Chancroid is a sexually transmitted disease that is mostly symptomatic in males as it causes painful ulcerations on the skin of the male genital. Notably, the underlying pathogen has the name Haemophilus ducreyi (or H. ducreyi for short).
Conversely, in the female milder ulcerations occur on the surface of the vagina and the cervix, but it can go undetected until a pelvic examination with inspection of these areas is done. Indeed, prostitutes often are carriers and pass it onto the male customers.
As an illustration, chancroid is very common in the tropical and subtropical regions of the world. In temperate zones including the US it is much less common. However, there have been outbreaks in the US particularly among migrant farm workers and also among poor residents in inner cities.
Signs and symptoms
After an incubation of 3 to 5 days (but sometimes up to 15 days) a painful pimple forms on the surface of the penis that breaks down fairly quickly into a central ulcer and a red elevated border. The regional lymph glands in the groin area react by swelling, are painful and within a short time form abscesses that melt together into a bigger fluctuating mass.
Without treatment they might rupture and discharge pus. This in turn infects any skin that gets in contact with it. As the bacteria, called Haemophilus ducreyi, are aggressive and quickly eat into the underlying tissue, the result can be disfiguring scarring of any previously infected area. In the male the foreskin can become strictured, called phimosis. The urethra can also get strictured from scarring, which can cause urinary retention and requires urological intervention. There can be sinus formation between the infected lymph glands in the groin area and the skin. When the urethra is affected and not treated right away, a fistula can form between the inside of the urethra and the outside skin on the penis. Without antibiotic treatment these ulcers will heal only in several months. With proper antibiotic therapy Haemophilus ducreyi will be eradicated within 1 to 2 weeks including the ulcerations (Ref. 2, p.91).

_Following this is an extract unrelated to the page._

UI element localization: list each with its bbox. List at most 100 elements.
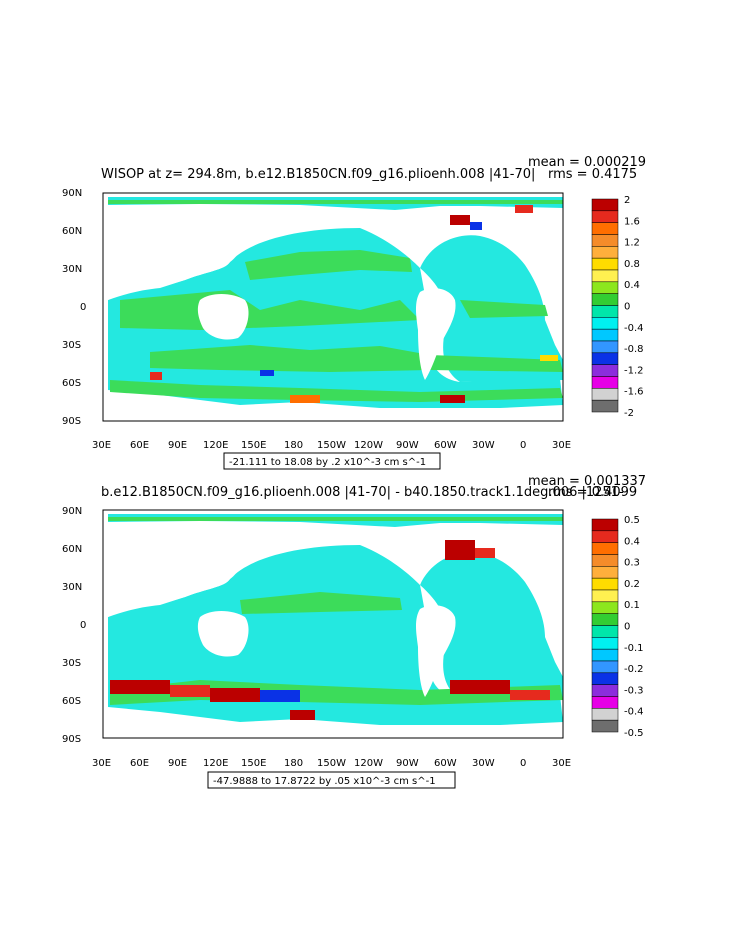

The diagnosis is usually done by an experienced clinician. If the general practitioner has not seen enough of these cases, it might be wise to refer such a patient to a dermatologist. Any sample that is taken for culture must be sent to a laboratory that has the expertise to culture Haemophilus ducreyi, as it is slow growing and needs a special culture medium.

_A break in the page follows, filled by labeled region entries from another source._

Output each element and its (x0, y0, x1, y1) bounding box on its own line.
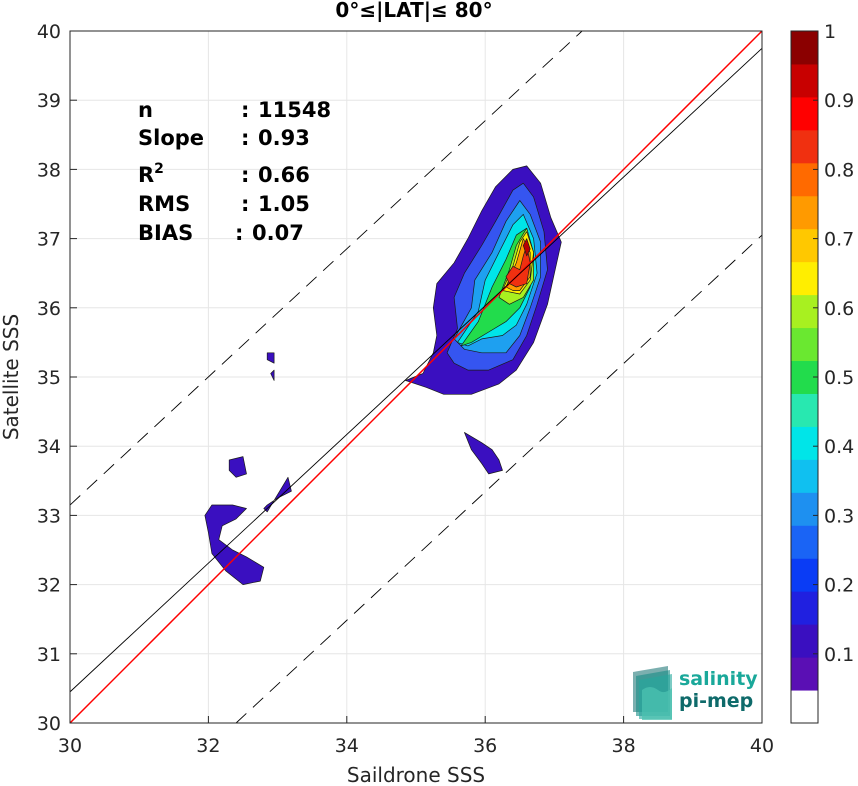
colorbar-tick-label: 0.3 (824, 505, 854, 527)
stat-slope-sep: : (241, 126, 249, 150)
stat-slope-value: 0.93 (258, 126, 310, 150)
colorbar-segment (791, 525, 818, 559)
colorbar-segment (791, 591, 818, 625)
colorbar-segment (791, 228, 818, 263)
stat-n-value: 11548 (258, 98, 331, 122)
x-axis-ticks: 30 32 34 36 38 40 (58, 716, 774, 757)
colorbar-tick-label: 0.1 (824, 644, 854, 666)
y-axis-label: Satellite SSS (0, 314, 23, 440)
regression-line (69, 47, 763, 693)
logo-line-1: salinity (679, 668, 758, 690)
stat-r2-value: 0.66 (258, 163, 310, 187)
salinity-pimep-logo: salinity pi-mep (633, 666, 758, 720)
x-tick-label: 30 (58, 735, 82, 757)
plot-area: 30 32 34 36 38 40 30 31 32 33 34 35 36 37 38 39 40 (37, 21, 774, 757)
colorbar-segments (791, 31, 818, 724)
colorbar: 0.1 0.2 0.3 0.4 0.5 0.6 0.7 0.8 0.9 1 (790, 21, 854, 724)
colorbar-segment (791, 657, 818, 691)
colorbar-tick-label: 0.8 (824, 159, 854, 181)
stat-r2-label: R2 (138, 161, 164, 187)
stat-slope-label: Slope (138, 126, 204, 150)
density-contour-0_05 (266, 352, 275, 364)
colorbar-tick-label: 0.9 (824, 90, 854, 112)
colorbar-segment (791, 690, 818, 724)
colorbar-tick-label: 0.5 (824, 367, 854, 389)
y-tick-label: 37 (37, 229, 61, 251)
colorbar-segment (791, 294, 818, 329)
x-tick-label: 36 (473, 735, 497, 757)
density-contour-0_05 (204, 504, 265, 585)
density-contour-0_05 (263, 476, 292, 513)
stat-rms-sep: : (241, 192, 249, 216)
stat-r2-sep: : (241, 163, 249, 187)
stat-rms-label: RMS (138, 192, 190, 216)
x-tick-label: 38 (612, 735, 636, 757)
stat-n-sep: : (241, 98, 249, 122)
upper-bound-line (69, 30, 583, 506)
stat-bias-label: BIAS (138, 221, 193, 245)
stats-box: n : 11548 Slope : 0.93 R2 : 0.66 RMS : 1… (138, 98, 331, 245)
colorbar-tick-label: 0.4 (824, 436, 854, 458)
colorbar-segment (791, 426, 818, 460)
colorbar-segment (791, 129, 818, 164)
y-tick-label: 32 (37, 575, 61, 597)
y-tick-label: 38 (37, 159, 61, 181)
x-tick-label: 34 (335, 735, 359, 757)
x-axis-label: Saildrone SSS (347, 763, 485, 786)
colorbar-segment (791, 459, 818, 493)
stat-rms-value: 1.05 (258, 192, 310, 216)
colorbar-tick-label: 0.2 (824, 575, 854, 597)
y-tick-label: 39 (37, 90, 61, 112)
colorbar-segment (791, 162, 818, 197)
lower-bound-line (235, 234, 763, 724)
y-tick-label: 33 (37, 505, 61, 527)
y-tick-label: 35 (37, 367, 61, 389)
colorbar-segment (791, 63, 818, 98)
x-tick-label: 32 (196, 735, 220, 757)
stat-bias-value: 0.07 (252, 221, 304, 245)
colorbar-segment (791, 327, 818, 362)
density-contour-0_05 (464, 432, 503, 475)
y-tick-label: 31 (37, 644, 61, 666)
colorbar-segment (791, 195, 818, 230)
density-contour-0_05 (228, 456, 247, 478)
density-contour-0_95 (522, 238, 531, 257)
stat-r2-superscript: 2 (154, 161, 164, 177)
colorbar-segment (791, 624, 818, 658)
chart-title: 0°≤|LAT|≤ 80° (335, 0, 492, 22)
colorbar-tick-label: 0.7 (824, 229, 854, 251)
y-axis-ticks: 30 31 32 33 34 35 36 37 38 39 40 (37, 21, 77, 735)
colorbar-tick-label: 1 (824, 21, 836, 43)
colorbar-segment (791, 96, 818, 131)
colorbar-tick-label: 0.6 (824, 298, 854, 320)
colorbar-ticks: 0.1 0.2 0.3 0.4 0.5 0.6 0.7 0.8 0.9 1 (813, 21, 854, 666)
x-tick-label: 40 (750, 735, 774, 757)
density-contours (204, 165, 562, 585)
stat-bias-sep: : (235, 221, 243, 245)
y-tick-label: 30 (37, 713, 61, 735)
colorbar-segment (791, 261, 818, 296)
reference-lines (69, 30, 763, 724)
wave-layers-icon (633, 666, 672, 720)
one-to-one-line (69, 30, 763, 724)
y-tick-label: 36 (37, 298, 61, 320)
logo-line-2: pi-mep (679, 690, 753, 712)
colorbar-segment (791, 492, 818, 526)
colorbar-segment (791, 393, 818, 427)
stat-n-label: n (138, 98, 153, 122)
density-contour-0_85 (505, 245, 531, 288)
y-tick-label: 34 (37, 436, 61, 458)
y-tick-label: 40 (37, 21, 61, 43)
colorbar-segment (791, 31, 818, 65)
colorbar-segment (791, 558, 818, 592)
density-contour-0_05 (270, 369, 275, 381)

Gram stain of oozing liquid from the edge of the chancroid ulcer will often show Gram negative cocci that are situated between white blood cells. Specialized labs in university centers may use immunofluorescence techniques or polymerase chain reaction technology to pinpoint the cause. Apart from this disease the clinician will also check for other sexually transmitted diseases including herpes genitalis. AIDS when present together with chancroid is particularly infectious in this situation as the blood and serum leaking from the ulcer base contains many HIV particles that can readily infect the partner too when chancroid is present there also. The clinician will mostly have to start treatment before the final test results are all available.
Treatment of chancroid
Fortunately there are several antibiotics that are effective against Haemophilus ducreyi. Here are some effective treatment regimens (4 alternatives).
Treatment of chancroid (H. ducreyi)
|Name of antibiotic:||Dosage:|
|Erythromycin||500 mg four times daily for 7 days|
|Azithromycin||1 gram once|
|Ceftriaxone||250 mg intramuscularly once|
|Ciprofloxacin||500 mg twice per day for 3 days|
1.The Merck Manual, 7th edition, by M. H. Beers et al., Whitehouse Station, N.J., 1999. Chapter 163.
2.James Chin et al., Editors: Control of Communicable Diseases Manual, 17th edition, 2000, American Public Health Association.
3.The Merck Manual, 7th edition, by M. H. Beers et al., Whitehouse Station, N.J., 1999. Chapter 164.
4. Feldman: Sleisenger & Fordtran’s Gastrointestinal and Liver Disease, 7th ed., © 2002 Elsevier : pages 1306-1307.